Мой уважаемый клиент! Отойдите, не скрипнув половицей, слегка в сторону. Не спугните их. Посмотрим на это с расстояния от Москвы до самых до окраин. Помчим мысленно на север и юг сквозь дальний и ближний угол нашего зрения. Призадумаемся. Не кажется ли вам, что петух прокукарекал? Или собака лает? Да и человек – существо слабое и легко возбудимое – не способен ли в состоянии творческой эйфории перепутать нравственные ориентиры? Не так ли, увлекаясь, уклоняются от красной линии гениальные сумасброды – поэты, режиссёры, композиторы… – интригующие, заманивающие и заблуждающие нас, – тьмы и тьмы, и тьмы… еще более неустойчивые и заинтригованные массы? Не в восхищении ли мы от этой одурманивающей игры – до поры, до ошеломительной кульминации, до шока… Как это напоминает историю с рязанской коровой… вы помните? «мочой… в салонный зал»?

Сергей Варламович Лопшаков ушел с половины семинара, оставив Шкалика Шкаратина на площади, наедине с разношёрстной публикой и в недоумении – до конца занятий.

Да и много позднее Шкалик Шкаратин так и не мог взять в толк: а что это было? Куда его понесло? Какой силой?..

Глава XI. Оплеухи

Всем нам улыбается смерть. Мы лишь можем улыбнуться ей в ответ.

Mussolini

В Решоты Цывкин попал, как резвящийся соболь в силок. Но случилось это не в тот злополучный день, когда «стажировал» напарника. И не только за дэтэпэ на своём обжитом до последней гайки МАЗе. И не в привычном статусе шофера великой стройки БАМ.

Его обвинили в нескольких статьях УК, судили и приговорили к четырем годам колонии. При смягчающих обстоятельствах: такие, к его изумлению, нашлись. Одним словом, повезло.

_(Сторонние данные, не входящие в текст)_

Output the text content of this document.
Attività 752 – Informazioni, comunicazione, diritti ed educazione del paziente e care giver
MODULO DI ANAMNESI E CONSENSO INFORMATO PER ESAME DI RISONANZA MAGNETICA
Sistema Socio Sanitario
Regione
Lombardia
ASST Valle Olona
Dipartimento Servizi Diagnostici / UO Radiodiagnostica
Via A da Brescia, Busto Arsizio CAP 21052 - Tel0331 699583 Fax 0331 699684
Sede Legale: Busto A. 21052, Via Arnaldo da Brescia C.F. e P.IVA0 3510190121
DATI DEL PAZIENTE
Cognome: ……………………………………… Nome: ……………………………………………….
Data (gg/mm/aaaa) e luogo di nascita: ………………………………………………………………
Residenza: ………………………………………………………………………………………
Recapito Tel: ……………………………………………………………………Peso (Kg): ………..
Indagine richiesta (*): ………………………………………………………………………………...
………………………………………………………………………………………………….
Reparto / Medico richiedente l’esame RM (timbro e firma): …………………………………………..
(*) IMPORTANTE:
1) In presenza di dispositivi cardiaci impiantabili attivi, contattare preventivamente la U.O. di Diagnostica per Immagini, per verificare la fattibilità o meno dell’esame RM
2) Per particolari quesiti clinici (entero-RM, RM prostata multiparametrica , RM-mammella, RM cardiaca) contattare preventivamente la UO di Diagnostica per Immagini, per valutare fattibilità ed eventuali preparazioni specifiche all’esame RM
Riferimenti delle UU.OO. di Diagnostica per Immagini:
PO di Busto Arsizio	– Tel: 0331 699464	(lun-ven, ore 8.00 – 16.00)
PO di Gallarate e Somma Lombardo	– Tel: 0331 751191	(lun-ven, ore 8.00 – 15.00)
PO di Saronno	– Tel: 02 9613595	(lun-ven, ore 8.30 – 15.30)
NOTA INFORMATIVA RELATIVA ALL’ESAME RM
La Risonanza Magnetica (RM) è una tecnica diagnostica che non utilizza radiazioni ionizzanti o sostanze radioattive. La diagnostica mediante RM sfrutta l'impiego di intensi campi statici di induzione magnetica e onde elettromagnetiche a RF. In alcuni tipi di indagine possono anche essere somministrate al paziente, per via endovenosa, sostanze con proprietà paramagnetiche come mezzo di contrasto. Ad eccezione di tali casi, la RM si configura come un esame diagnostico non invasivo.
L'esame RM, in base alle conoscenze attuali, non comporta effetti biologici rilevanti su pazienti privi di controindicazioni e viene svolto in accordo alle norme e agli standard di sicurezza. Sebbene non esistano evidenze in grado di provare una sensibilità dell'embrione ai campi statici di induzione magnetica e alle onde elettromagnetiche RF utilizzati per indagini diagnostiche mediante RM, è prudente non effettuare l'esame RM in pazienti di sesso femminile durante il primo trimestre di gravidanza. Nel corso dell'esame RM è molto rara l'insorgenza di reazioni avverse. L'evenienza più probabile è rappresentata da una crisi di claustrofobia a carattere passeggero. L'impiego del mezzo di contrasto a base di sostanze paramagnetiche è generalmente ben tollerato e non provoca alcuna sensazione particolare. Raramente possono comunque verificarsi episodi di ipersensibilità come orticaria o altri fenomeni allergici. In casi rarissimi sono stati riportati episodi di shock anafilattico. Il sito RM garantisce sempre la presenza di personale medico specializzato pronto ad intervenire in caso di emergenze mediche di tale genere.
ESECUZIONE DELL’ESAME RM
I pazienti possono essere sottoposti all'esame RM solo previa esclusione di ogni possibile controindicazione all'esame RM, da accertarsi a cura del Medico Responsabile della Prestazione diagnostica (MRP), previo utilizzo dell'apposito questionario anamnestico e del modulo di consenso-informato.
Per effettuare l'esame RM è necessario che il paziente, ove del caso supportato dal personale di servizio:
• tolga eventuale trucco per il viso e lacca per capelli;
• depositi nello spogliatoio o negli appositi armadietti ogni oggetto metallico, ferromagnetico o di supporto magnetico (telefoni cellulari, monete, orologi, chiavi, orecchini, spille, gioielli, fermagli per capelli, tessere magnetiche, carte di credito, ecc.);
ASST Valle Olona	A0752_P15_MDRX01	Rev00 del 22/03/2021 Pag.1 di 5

Как выяснилось в судебном следствии, Баир Цывкин состоял во всесоюзном розыске как малолетний крестьянин, ушедший из дома в неизвестном направлении. На стройке работал по подложной справке сельсовета, доброволец-комсомолец, хотя на учёте ВЛКСМ никогда не состоял. Водительских прав у него не было. И автомашину ему доверили на страх и риск начальника мехколонны, по причине жестокой нужды в водителях такой категории. Смягчением же стали справка о несудимости, ходатайство механика мехколонны с характеристикой «водитель-специалист высокой проходимости».

По этим же обстоятельствам начальство не спешило отпускать его с трассы. И даже до поры пыталось скрывать его от розыска и суда.

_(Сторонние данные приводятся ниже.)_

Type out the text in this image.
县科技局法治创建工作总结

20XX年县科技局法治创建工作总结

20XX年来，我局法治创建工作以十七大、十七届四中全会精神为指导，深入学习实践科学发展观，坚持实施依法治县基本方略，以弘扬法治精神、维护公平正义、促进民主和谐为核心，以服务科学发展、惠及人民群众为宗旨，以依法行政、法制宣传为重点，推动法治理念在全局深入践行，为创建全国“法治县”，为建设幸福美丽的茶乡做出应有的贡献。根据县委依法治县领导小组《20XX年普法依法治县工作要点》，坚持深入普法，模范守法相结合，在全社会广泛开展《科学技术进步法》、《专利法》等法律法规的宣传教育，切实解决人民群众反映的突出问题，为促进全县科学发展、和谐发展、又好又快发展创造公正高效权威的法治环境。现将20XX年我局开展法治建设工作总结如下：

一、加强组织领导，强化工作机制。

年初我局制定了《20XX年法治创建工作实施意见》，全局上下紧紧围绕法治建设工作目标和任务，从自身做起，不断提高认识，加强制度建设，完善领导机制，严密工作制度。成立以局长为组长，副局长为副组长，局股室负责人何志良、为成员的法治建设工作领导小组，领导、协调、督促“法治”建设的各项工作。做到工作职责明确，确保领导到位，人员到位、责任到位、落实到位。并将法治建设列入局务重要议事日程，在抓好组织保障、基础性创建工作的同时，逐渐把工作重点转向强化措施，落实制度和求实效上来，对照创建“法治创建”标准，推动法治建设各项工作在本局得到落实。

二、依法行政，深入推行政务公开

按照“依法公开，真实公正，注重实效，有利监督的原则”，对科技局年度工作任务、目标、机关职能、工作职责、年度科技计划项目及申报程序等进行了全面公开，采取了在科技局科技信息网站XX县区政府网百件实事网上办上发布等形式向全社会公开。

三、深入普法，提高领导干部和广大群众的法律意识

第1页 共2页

Случай с разбитым в дрободан МАЗом и немножко покалеченным стажером всех виноватых и невиновных вывел на чистую воду – стезю мер ответственности. Но судили и упекли в Решоты только его, Баирку Цывкина. Да и то исключительно по очевидной «вине»: сам сдался.

Уже в бараке, за колючей проволокой, которую наблюдал много раз из кабины с досадным чувством и загородившей его от мира с той стороны, он пытался понять произошедшее с ним. Слегка обвыкнув, втянувшись в лагерный режим, освоив лесопилку, он вечерами падал на нары, да и вспоминал свою «таёжную эпопею». Охоту и рыбалку. Работяг, выматывавшихся на великой стройке за «длинные башли». Повариху Фроську, дурнушку, а – туда же. Напарника, с его порванной щекой и выставленным коленом, изможденного болью от трехдневного ковылянья по избитой дорожной колее… Ногу Шкалик зафиксировал, как учил отец, осиновой корой и прутами краснотала. Щеку от гнуса и грязи смачивал мочой и оклеивал подорожником. Тащил Кешку на горбушке световой день, уже не веря в благополучный исход. Бил по спине, пинал по заду, заставляя снова и снова громоздиться на горб. Как-то дошли.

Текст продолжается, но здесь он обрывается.